This practical connects the lectures and practicals covered in the course as they would work together for a typical data analysis with data import, transformation, summarizing and plotting.
Atmospheric carbon dioxide
\(CO_2\)
Carbon dioxide, CO2 is as its name says, an oxide. Meaning, once in the atmosphere is it extremely stable and will remain there for thousands of years. Two main carbon sinks exist: forest, mainly trees that incorporate the carbon for their growth and oceans. The latter have absorbed approximately half of what humans have produce by burning oil, not without consequences.

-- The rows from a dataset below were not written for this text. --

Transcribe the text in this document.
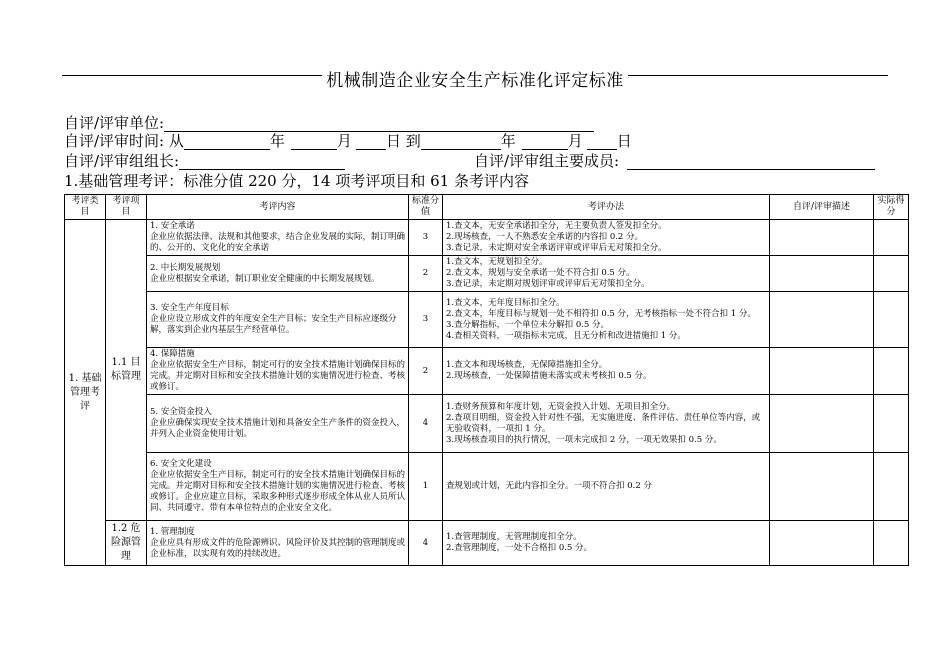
机械制造企业安全生产标准化评定标准
自评/评审单位:
自评/评审时间: 从	年	月 日 到	年	月 日
自评/评审组组长:	自评/评审组主要成员:
1.基础管理考评：标准分值 220 分，14 项考评项目和 61 条考评内容
考评类目	考评项目	考评内容	标准分值	考评办法	自评/评审描述	实际得分
1. 基础管理考评	1.1 目标管理	1. 安全承诺
企业应依据法律、法规和其他要求，结合企业发展的实际，制订明确的、公开的、文化化的安全承诺	3	1.查文本，无安全承诺扣全分，无主要负责人签发扣全分。
2.现场核查，一人不熟悉安全承诺的内容扣 0.2 分。
3.查记录，未定期对安全承诺评审或评审后无对策扣全分。		

		2. 中长期发展规划
企业应根据安全承诺，制订职业安全健康的中长期发展规划。	2	1.查文本，无规划扣全分。
2.查文本，规划与安全承诺一处不符合扣 0.5 分。
3.查记录，未定期对规划评审或评审后无对策扣全分。		

		3. 安全生产年度目标
企业应设立形成文件的年度安全生产目标；安全生产目标应逐级分解，落实到企业内基层生产经营单位。	3	1.查文本，无年度目标扣全分。
2.查文本，年度目标与规划一处不相符扣 0.5 分，无考核指标一处不符合扣 1 分。
3.查分解指标，一个单位未分解扣 0.5 分。
4.查相关资料，一项指标未完成，且无分析和改进措施扣 1 分。		

		4. 保障措施
企业应依据安全生产目标，制定可行的安全技术措施计划确保目标的完成。并定期对目标和安全技术措施计划的实施情况进行检查、考核或修订。	2	1.查文本和现场核查，无保障措施扣全分。
2.现场核查，一处保障措施未落实或未考核扣 0.5 分。		

		5. 安全资金投入
企业应确保实现安全技术措施计划和具备安全生产条件的资金投入，并列入企业资金使用计划。	4	1.查财务预算和年度计划，无资金投入计划、无项目扣全分。
2.查项目明细，资金投入针对性不强，无实施进度、条件评估、责任单位等内容，或无验收资料，一项扣 1 分。
3.现场核查项目的执行情况，一项未完成扣 2 分，一项无效果扣 0.5 分。		

		6. 安全文化建设
企业应依据安全生产目标，制定可行的安全技术措施计划确保目标的完成。并定期对目标和安全技术措施计划的实施情况进行检查、考核或修订。企业应建立目标，采取多种形式逐步形成全体从业人员所认同、共同遵守、带有本单位特点的企业安全文化。	1	查规划或计划，无此内容扣全分。一项不符合扣 0.2 分		

	1.2 危险源管理	1. 管理制度
企业应具有形成文件的危险源辨识、风险评价及其控制的管理制度或企业标准，以实现有效的持续改进。	4	1.查管理制度，无管理制度扣全分。
2.查管理制度，一处不合格扣 0.5 分。		
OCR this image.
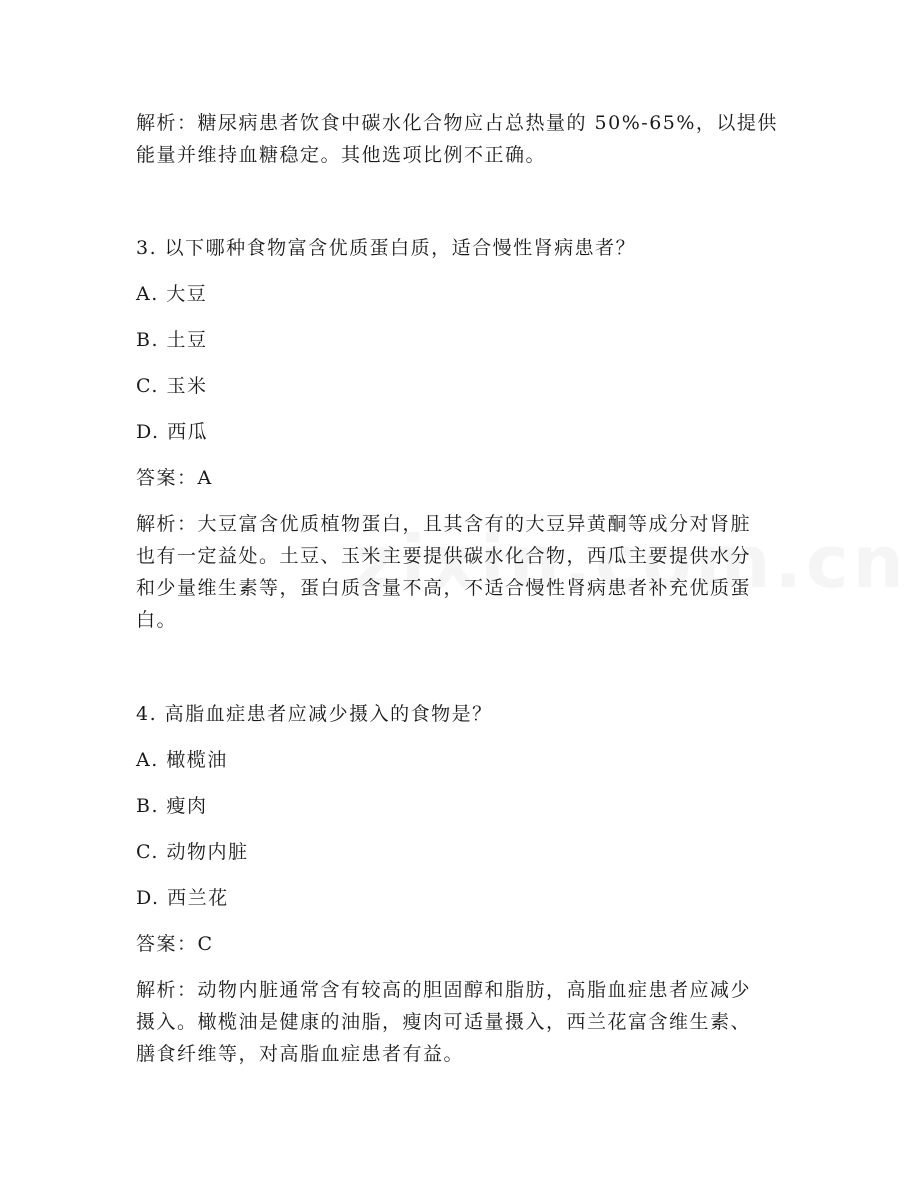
解析：糖尿病患者饮食中碳水化合物应占总热量的 50%-65%，以提供
能量并维持血糖稳定。其他选项比例不正确。
3. 以下哪种食物富含优质蛋白质，适合慢性肾病患者？
A. 大豆
B. 土豆
C. 玉米
D. 西瓜
答案：A
解析：大豆富含优质植物蛋白，且其含有的大豆异黄酮等成分对肾脏
也有一定益处。土豆、玉米主要提供碳水化合物，西瓜主要提供水分
和少量维生素等，蛋白质含量不高，不适合慢性肾病患者补充优质蛋
白。
4. 高脂血症患者应减少摄入的食物是？
A. 橄榄油
B. 瘦肉
C. 动物内脏
D. 西兰花
答案：C
解析：动物内脏通常含有较高的胆固醇和脂肪，高脂血症患者应减少
摄入。橄榄油是健康的油脂，瘦肉可适量摄入，西兰花富含维生素、
膳食纤维等，对高脂血症患者有益。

Oceans are getting warmer, making CO2 solubility weaker and diminishes the pH. This acidification already killed half of the animals building coral reef (91% as in 2022) and calcifying organisms. CO2, like methane is a greenhouse gas, absorbing and radiating infrared thermal energy leading to heat being trapped close to the ground. It is worth saying that the first scientist to discover the link between CO2 and heat trap was a woman Eunice Newton Foote as early as 1856. French version of the Wikipedia page is more in line with the Smithsonian article: she was not allowed to present her work because of her gender.
Find out how long carbon dioxide can last in our atmosphere and why it matters to look at cumulative emissions
Cumulative carbon dioxide emissions
Due to extreme long time CO2 remains in the atmosphere, looking at yearly emissions is of little interest. Especially since this is used by rich countries who got rid of most of their industry to justify little efforts. What matters is the cumulative emissions. For this, we will look at the data from the World Bank. Unfortunately, they don’t provide the 1960 - 2020 but 1990-2021, so please use my local copy linked below.
Warning in f(names[[col]]): NAs introduced by coercion
cum_co2_long
# A tibble: 16,492 × 3
`Country Name` year co2_emissions_mt_per_cap
<chr> <int> <dbl>
1 Aruba 1960 NA
2 Aruba 1961 NA
3 Aruba 1962 NA
4 Aruba 1963 NA
5 Aruba 1964 NA
6 Aruba 1965 NA
7 Aruba 1966 NA
8 Aruba 1967 NA
9 Aruba 1968 NA
10 Aruba 1969 NA
# ℹ 16,482 more rows
Cleanup by removing the missing values and the year 66
Tip
The first year is 1960, a coherent filtering on the year column. For removing missing values of CO2, drop_na() is a good pick
Burning fossils is what make economy working. Any crisis comes usually after a peak of energy prices. Even the 2008 crisis is partly due to this price increase. The US reacted by from 2010 firing up the production of shale oil.
GDP is the main economic indicator and the only target for most countries since WWII. And this despite a poor indicator (accidents, disasters increase GDP) it is the target.
However, one can argue that the emissions data start only in 1960 and are in per-capita units.
Let’s explore with another dataset from the famous Our World in Data organisation
Download and open the CSV CO2 file, assign name owid_co2
Tip
This file comes already in a data format you can use straight away. But there are missing values in columns, so pay attention to use the argument na.rm = TRUE in your sums.
# A tibble: 29 × 3
country year cumulative_co2
<chr> <dbl> <dbl>
1 World 1995 923887.
2 World 1996 948146.
3 World 1997 972548.
4 World 1998 996851.
5 World 1999 1021705
6 World 2000 1047216.
7 World 2001 1072922.
8 World 2002 1099199.
9 World 2003 1126868.
10 World 2004 1155501.
# ℹ 19 more rows
We find 1993 this time. Previous 1960 emissions were tiny, Worldwide population almost tripled between 1960 and today and energy usage in Western countries just exploded.
Display the top 10 Carbon dioxide countries emitters of all time and comment
Tip
The Our World in Data added the calculations for continents and world inside country. to select only individual countries, select only iso_code that are 3 characters long.
There is too much of fossil energy left to make our climate livable. The carbon dioxide concentration has never been that high as today since 800,000 years. Thus, all the humankind history has lived in lower concentrations, the new era is then an unknown territory. However, as seen in Delannoy et al. 2021, in Applied Energy there is not enough fossil for continuing our current life style, and for lower income countries to reach it.